Originally posted at Writeindependent.org on November 30, 2011

…Should we in the West try to return to a more virtue-based morality?

I believe that we have indeed lost something important—a richly textured common ethos with widely shared virtues and values. Just watch movies from the 1930s and 1940s and  you’ll see people moving around in a dense web of moral fibers: Characters concerned about their honor, their reputation, and the appearance of propriety. Children are frequently disciplined by adults other than their parents. The good guys always win, and crime never pays. It may sound stuffy and constraining to us now, but that’s the point: Some constraints is good for us; absolute freedom is not. Durkheim, the sociologist who found that freedom from social ties is correlated with suicide also gave us the word “anomie” (normlessness). Anomie is the condition of a society in which there are no clear rules, norms, or standards of value.
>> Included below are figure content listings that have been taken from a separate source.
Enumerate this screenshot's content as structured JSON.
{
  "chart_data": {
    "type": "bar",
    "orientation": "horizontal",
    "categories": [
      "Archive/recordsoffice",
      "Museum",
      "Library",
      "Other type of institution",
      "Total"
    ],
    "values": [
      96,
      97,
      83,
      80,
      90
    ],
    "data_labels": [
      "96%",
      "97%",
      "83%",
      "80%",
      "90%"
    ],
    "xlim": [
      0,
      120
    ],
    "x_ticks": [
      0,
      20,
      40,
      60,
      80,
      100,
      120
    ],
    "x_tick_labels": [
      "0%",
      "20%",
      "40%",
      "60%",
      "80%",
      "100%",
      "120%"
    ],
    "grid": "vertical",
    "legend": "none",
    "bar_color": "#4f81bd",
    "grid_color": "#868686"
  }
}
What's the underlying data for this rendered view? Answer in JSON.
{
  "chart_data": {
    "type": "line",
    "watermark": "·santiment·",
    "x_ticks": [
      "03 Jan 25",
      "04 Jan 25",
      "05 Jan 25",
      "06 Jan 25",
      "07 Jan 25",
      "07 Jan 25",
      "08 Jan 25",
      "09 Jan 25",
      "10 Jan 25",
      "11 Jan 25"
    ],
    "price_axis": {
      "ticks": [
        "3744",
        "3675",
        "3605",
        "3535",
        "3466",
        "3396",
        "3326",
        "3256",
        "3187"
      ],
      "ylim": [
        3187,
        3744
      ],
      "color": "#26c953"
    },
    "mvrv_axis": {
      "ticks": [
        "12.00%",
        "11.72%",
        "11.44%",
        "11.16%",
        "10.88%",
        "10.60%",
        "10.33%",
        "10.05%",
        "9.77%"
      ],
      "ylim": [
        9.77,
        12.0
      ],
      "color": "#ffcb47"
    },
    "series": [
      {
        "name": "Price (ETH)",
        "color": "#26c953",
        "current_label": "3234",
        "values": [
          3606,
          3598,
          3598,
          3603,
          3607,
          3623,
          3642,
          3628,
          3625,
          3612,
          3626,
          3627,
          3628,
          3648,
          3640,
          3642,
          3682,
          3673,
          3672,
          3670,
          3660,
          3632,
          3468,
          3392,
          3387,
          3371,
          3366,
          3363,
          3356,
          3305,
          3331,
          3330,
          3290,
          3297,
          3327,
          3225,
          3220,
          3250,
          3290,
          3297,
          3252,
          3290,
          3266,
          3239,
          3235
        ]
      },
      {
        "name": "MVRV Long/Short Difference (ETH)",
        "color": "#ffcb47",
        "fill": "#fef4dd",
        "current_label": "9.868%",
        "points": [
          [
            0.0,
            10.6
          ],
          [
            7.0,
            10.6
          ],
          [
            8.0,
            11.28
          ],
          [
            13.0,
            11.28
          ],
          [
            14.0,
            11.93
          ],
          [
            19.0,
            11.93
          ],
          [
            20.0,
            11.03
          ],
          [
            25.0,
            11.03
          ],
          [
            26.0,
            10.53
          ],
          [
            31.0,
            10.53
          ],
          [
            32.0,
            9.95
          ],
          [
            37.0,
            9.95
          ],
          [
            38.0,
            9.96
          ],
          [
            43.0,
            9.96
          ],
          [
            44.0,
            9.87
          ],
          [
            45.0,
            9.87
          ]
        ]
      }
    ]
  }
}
In an anomic society, people do as they please; but without any clear standards or respected social institutions to enforce those standards, it is harder for people to find things they want to do. Anomie breeds feelings of rootlessness and anxiety and leads to an increase in amoral and antisocial behavior. …One of the best predictors of the health of an American neighborhood is the degree to which adults respond to the misdeeds of other people’s children. When community standards are enforce, there is constraint and cooperation. When everyone minds his own business and looks the other way, there is… anomie.